Este artigo aborda apenas um aspecto da “dissidência reversa”, diretamente relacionado ao nome de Stalin. E o fenômeno em si era muito mais amplo. Por exemplo, uma tendência separada foi a Revolução Cultural na China, que entusiasmou as mentes dos estudantes soviéticos. De acordo com o historiador Alexei Volynts, dezenas de grupos maoístas clandestinos operaram na URSS nas décadas de 1960 e 1970, inclusive em Leningrado. Havia também partidários das idéias do líder albanês, o fiel estalinista Enver Hoxha….

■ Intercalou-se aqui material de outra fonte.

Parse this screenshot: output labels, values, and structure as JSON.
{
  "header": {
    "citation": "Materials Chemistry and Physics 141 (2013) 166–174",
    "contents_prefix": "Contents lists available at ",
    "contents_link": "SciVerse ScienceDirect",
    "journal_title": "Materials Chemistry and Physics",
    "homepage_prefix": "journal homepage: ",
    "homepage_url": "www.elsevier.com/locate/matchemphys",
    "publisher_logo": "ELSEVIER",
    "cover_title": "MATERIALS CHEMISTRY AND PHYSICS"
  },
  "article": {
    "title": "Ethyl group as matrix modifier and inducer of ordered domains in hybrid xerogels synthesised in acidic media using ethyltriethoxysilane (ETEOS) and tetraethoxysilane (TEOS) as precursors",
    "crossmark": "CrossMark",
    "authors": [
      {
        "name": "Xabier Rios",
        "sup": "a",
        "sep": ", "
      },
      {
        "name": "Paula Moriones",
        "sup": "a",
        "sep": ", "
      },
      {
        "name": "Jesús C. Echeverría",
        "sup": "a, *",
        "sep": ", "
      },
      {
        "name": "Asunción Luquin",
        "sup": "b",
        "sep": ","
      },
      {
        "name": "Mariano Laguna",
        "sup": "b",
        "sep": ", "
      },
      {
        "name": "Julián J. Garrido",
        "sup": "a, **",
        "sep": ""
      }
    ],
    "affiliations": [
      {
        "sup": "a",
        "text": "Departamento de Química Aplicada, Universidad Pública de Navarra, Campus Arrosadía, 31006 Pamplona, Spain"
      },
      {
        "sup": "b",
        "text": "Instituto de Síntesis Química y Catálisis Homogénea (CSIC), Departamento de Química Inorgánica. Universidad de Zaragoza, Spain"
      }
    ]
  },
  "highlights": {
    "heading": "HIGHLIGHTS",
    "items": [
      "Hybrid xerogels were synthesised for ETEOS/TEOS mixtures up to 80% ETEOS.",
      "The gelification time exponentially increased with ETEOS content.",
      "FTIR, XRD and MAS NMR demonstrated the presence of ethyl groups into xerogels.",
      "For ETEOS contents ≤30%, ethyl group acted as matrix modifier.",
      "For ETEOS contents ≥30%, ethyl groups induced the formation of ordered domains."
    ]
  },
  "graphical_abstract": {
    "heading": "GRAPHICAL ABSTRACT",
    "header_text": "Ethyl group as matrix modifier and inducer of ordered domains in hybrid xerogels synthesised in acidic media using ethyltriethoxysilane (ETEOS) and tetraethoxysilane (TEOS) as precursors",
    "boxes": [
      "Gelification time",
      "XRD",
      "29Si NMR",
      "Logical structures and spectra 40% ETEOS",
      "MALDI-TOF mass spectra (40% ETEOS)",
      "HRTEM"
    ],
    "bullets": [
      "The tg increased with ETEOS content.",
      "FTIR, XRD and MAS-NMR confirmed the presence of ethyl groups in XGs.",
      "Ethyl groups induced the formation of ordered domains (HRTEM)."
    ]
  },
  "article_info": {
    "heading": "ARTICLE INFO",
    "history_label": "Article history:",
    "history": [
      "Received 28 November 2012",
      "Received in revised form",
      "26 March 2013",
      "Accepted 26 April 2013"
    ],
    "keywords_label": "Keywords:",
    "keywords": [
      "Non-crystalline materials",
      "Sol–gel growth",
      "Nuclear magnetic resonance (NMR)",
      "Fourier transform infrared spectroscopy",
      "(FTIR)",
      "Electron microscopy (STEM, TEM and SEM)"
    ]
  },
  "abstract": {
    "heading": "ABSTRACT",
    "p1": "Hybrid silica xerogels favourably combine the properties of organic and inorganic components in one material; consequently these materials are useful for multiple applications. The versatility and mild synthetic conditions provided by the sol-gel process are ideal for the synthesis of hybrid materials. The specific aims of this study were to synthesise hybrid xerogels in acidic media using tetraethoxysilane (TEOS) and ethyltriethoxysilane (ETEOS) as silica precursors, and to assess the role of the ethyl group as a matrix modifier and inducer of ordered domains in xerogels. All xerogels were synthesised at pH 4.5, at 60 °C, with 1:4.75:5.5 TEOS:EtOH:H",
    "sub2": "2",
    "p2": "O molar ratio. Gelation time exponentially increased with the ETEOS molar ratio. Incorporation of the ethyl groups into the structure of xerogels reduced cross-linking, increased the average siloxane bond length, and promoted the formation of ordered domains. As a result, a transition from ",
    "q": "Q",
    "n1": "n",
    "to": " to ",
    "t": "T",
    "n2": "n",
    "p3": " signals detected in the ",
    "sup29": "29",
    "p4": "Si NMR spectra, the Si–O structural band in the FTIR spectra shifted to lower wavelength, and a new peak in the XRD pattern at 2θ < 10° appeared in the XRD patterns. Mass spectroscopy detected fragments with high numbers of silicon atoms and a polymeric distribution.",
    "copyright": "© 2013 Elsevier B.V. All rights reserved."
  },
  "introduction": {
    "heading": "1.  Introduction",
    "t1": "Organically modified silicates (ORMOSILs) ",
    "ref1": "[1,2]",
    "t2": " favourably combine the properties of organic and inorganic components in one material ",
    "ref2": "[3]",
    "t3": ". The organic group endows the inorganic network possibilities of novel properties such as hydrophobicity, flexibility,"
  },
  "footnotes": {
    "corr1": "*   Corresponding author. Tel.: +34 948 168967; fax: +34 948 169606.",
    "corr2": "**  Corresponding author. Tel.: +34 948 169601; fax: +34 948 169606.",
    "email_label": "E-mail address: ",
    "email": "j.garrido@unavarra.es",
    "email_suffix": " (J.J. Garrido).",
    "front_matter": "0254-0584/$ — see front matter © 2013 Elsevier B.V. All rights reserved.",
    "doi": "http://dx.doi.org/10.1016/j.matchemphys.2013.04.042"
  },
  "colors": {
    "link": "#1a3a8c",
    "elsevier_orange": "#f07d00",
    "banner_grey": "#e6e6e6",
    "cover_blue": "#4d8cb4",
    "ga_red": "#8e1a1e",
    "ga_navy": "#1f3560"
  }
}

Em geral, a sociedade soviética dos anos 50-80 não era tão homogênea quanto imaginamos. E é ainda mais errado reduzir os complexos processos que nele ocorrem ao confronto entre cavaleiros liberais-defensores dos direitos humanos e um leviatã burocrático … Parece que o fenômeno da “dissidência reversa” ainda está esperando por seu pesquisador atencioso.

PS. A foto do título mostra um pôster com Stalin em Balakhna, pendurado por ocasião do 140º aniversário do nascimento de Stalin. Os que desligaram declaram que ele foi o maior pôster com Stalin na Rússia.

Na minha opinião, o principal critério não deve ser o tamanho, mas a beleza da performance.